Il y avait, au sommet de l’arbre de la liberté planté place Notre-Dame, un superbe bonnet républicain. Lorsque la hache eût fait tomber l’arbre, tous se précipitèrent sur la dépouille républicaine; mais une jeune fille s’empara du bonnet sacré, et le passant sous elle, avec une liberté tant soit peu trop démocratique, il en sortit dans un état difficile à décrire.

On conçoit bien qu’un tel crime de lèse-majesté phrygienne fut dénoncé avec indignation, et que la plus grave peine pouvait seule l’expier. Aussi, pour échapper à une punition trop certaine, l’insolente jeune fille gagna la montagne. Fille d’un serrurier du faubourg de la Perrière, elle avait parcouru en tous sens le crêt du More et en connaissait les moindres anfractuosités. Elle alla y demander un asile aux souvenirs de son enfance, et elle se condamna volontairement à une vie d’isolement, de privations, de souffrances et de terreurs, car elle avait à craindre à la fois les hommes et les bêtes féroces.
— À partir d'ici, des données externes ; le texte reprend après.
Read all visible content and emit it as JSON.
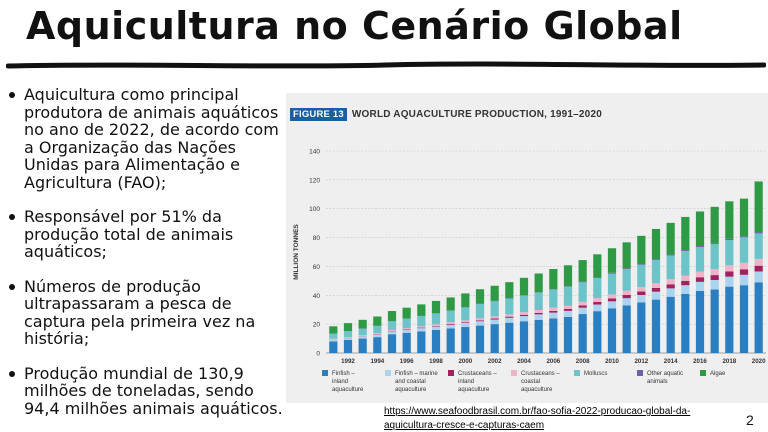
{
  "slide": {
    "title": "Aquicultura no Cenário Global",
    "bullets": [
      "Aquicultura como principal produtora de animais aquáticos no ano de 2022, de acordo com a Organização das Nações Unidas para Alimentação e Agricultura (FAO);",
      "Responsável por 51% da produção total de animais aquáticos;",
      "Números de produção ultrapassaram a pesca de captura pela primeira vez na história;",
      "Produção mundial de 130,9 milhões de toneladas, sendo 94,4 milhões animais aquáticos."
    ],
    "source_link": "https://www.seafoodbrasil.com.br/fao-sofia-2022-producao-global-da-aquicultura-cresce-e-capturas-caem",
    "page_number": "2"
  },
  "chart_data": {
    "type": "bar",
    "stacked": true,
    "figure_label": "FIGURE 13",
    "title": "WORLD AQUACULTURE PRODUCTION, 1991–2020",
    "ylabel": "MILLION TONNES",
    "xlabel": "",
    "ylim": [
      0,
      140
    ],
    "yticks": [
      0,
      20,
      40,
      60,
      80,
      100,
      120,
      140
    ],
    "grid": true,
    "legend_position": "bottom",
    "categories": [
      1991,
      1992,
      1993,
      1994,
      1995,
      1996,
      1997,
      1998,
      1999,
      2000,
      2001,
      2002,
      2003,
      2004,
      2005,
      2006,
      2007,
      2008,
      2009,
      2010,
      2011,
      2012,
      2013,
      2014,
      2015,
      2016,
      2017,
      2018,
      2019,
      2020
    ],
    "xtick_labels": [
      "1992",
      "1994",
      "1996",
      "1998",
      "2000",
      "2002",
      "2004",
      "2006",
      "2008",
      "2010",
      "2012",
      "2014",
      "2016",
      "2018",
      "2020"
    ],
    "series": [
      {
        "name": "Finfish – inland aquaculture",
        "color": "#2a7fc1",
        "values": [
          8,
          9,
          10,
          11,
          13,
          14,
          15,
          16,
          17,
          18,
          19,
          20,
          21,
          22,
          23,
          24,
          25,
          27,
          29,
          31,
          33,
          35,
          37,
          39,
          41,
          43,
          44,
          46,
          47,
          49
        ]
      },
      {
        "name": "Finfish – marine and coastal aquaculture",
        "color": "#a9d3ef",
        "values": [
          1,
          1.2,
          1.4,
          1.6,
          1.8,
          2,
          2.2,
          2.4,
          2.6,
          2.8,
          3,
          3.2,
          3.4,
          3.6,
          3.8,
          4,
          4.2,
          4.4,
          4.6,
          4.8,
          5,
          5.2,
          5.5,
          5.8,
          6,
          6.3,
          6.6,
          6.9,
          7.2,
          7.5
        ]
      },
      {
        "name": "Crustaceans – inland aquaculture",
        "color": "#a3215e",
        "values": [
          0.1,
          0.1,
          0.2,
          0.2,
          0.3,
          0.3,
          0.4,
          0.4,
          0.5,
          0.5,
          0.6,
          0.7,
          0.8,
          0.9,
          1,
          1.2,
          1.4,
          1.6,
          1.8,
          2,
          2.2,
          2.4,
          2.6,
          2.8,
          3,
          3.2,
          3.4,
          3.6,
          3.8,
          4
        ]
      },
      {
        "name": "Crustaceans – coastal aquaculture",
        "color": "#f0b3c8",
        "values": [
          0.8,
          0.8,
          0.8,
          0.9,
          0.9,
          1,
          1,
          1.1,
          1.2,
          1.3,
          1.4,
          1.5,
          1.6,
          1.8,
          2,
          2.2,
          2.3,
          2.5,
          2.6,
          2.8,
          3,
          3.1,
          3.3,
          3.5,
          3.7,
          3.9,
          4.1,
          4.3,
          4.5,
          4.7
        ]
      },
      {
        "name": "Molluscs",
        "color": "#6cc3c9",
        "values": [
          3.5,
          4,
          4.5,
          5,
          6,
          6.5,
          7,
          7.5,
          8,
          9,
          10,
          10.5,
          11,
          11.5,
          12,
          12.5,
          13,
          13.5,
          14,
          14.5,
          15,
          15.5,
          16,
          16.5,
          17,
          17,
          17.5,
          17.5,
          17.7,
          17.7
        ]
      },
      {
        "name": "Other aquatic animals",
        "color": "#6b62a8",
        "values": [
          0.1,
          0.1,
          0.1,
          0.1,
          0.1,
          0.1,
          0.1,
          0.2,
          0.2,
          0.2,
          0.2,
          0.2,
          0.3,
          0.3,
          0.3,
          0.3,
          0.4,
          0.4,
          0.4,
          0.5,
          0.5,
          0.5,
          0.6,
          0.6,
          0.6,
          0.7,
          0.7,
          0.8,
          0.8,
          0.9
        ]
      },
      {
        "name": "Algae",
        "color": "#2f9a45",
        "values": [
          5,
          5.5,
          6,
          6.5,
          7,
          7.5,
          8,
          8.5,
          9,
          9.5,
          10,
          10.5,
          11,
          12,
          13,
          14,
          14.5,
          15,
          16,
          17,
          18,
          19.5,
          21,
          22,
          23,
          24,
          25,
          26,
          26,
          35.1
        ]
      }
    ],
    "legend_labels": [
      [
        "Finfish –",
        "inland",
        "aquaculture"
      ],
      [
        "Finfish – marine",
        "and coastal",
        "aquaculture"
      ],
      [
        "Crustaceans –",
        "inland",
        "aquaculture"
      ],
      [
        "Crustaceans –",
        "coastal",
        "aquaculture"
      ],
      [
        "Molluscs"
      ],
      [
        "Other aquatic",
        "animals"
      ],
      [
        "Algae"
      ]
    ]
  }
}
En ce temps-là, le crêt du More, actuellement si nu et si chauve, était encore couvert d’une forêt, mélange gracieux de sapins, de fayards, de myrtilles et de bruyères. Au-dessus, est une plaine hérissée de pointes de rochers dont les bancs perpendiculaires sont découpés par des fissures plus ou moins profondes, creusées par la nature ou par les chercheurs de minerai de fer. C’est dans ce labyrinthe de creux qu’elle trouva un asile assuré, où elle échappa à toutes les recherches. Des parents et quelques amis sûrs allaient pendant la nuit déposer sa nourriture dans des endroits convenus. Pendant plus de quatre longues années, elle brava la chaleur et le froid des saisons, et gagna l’époque où la tempête révolutionnaire étant moins violente, elle put enfin reprendre sa place au foyer paternel.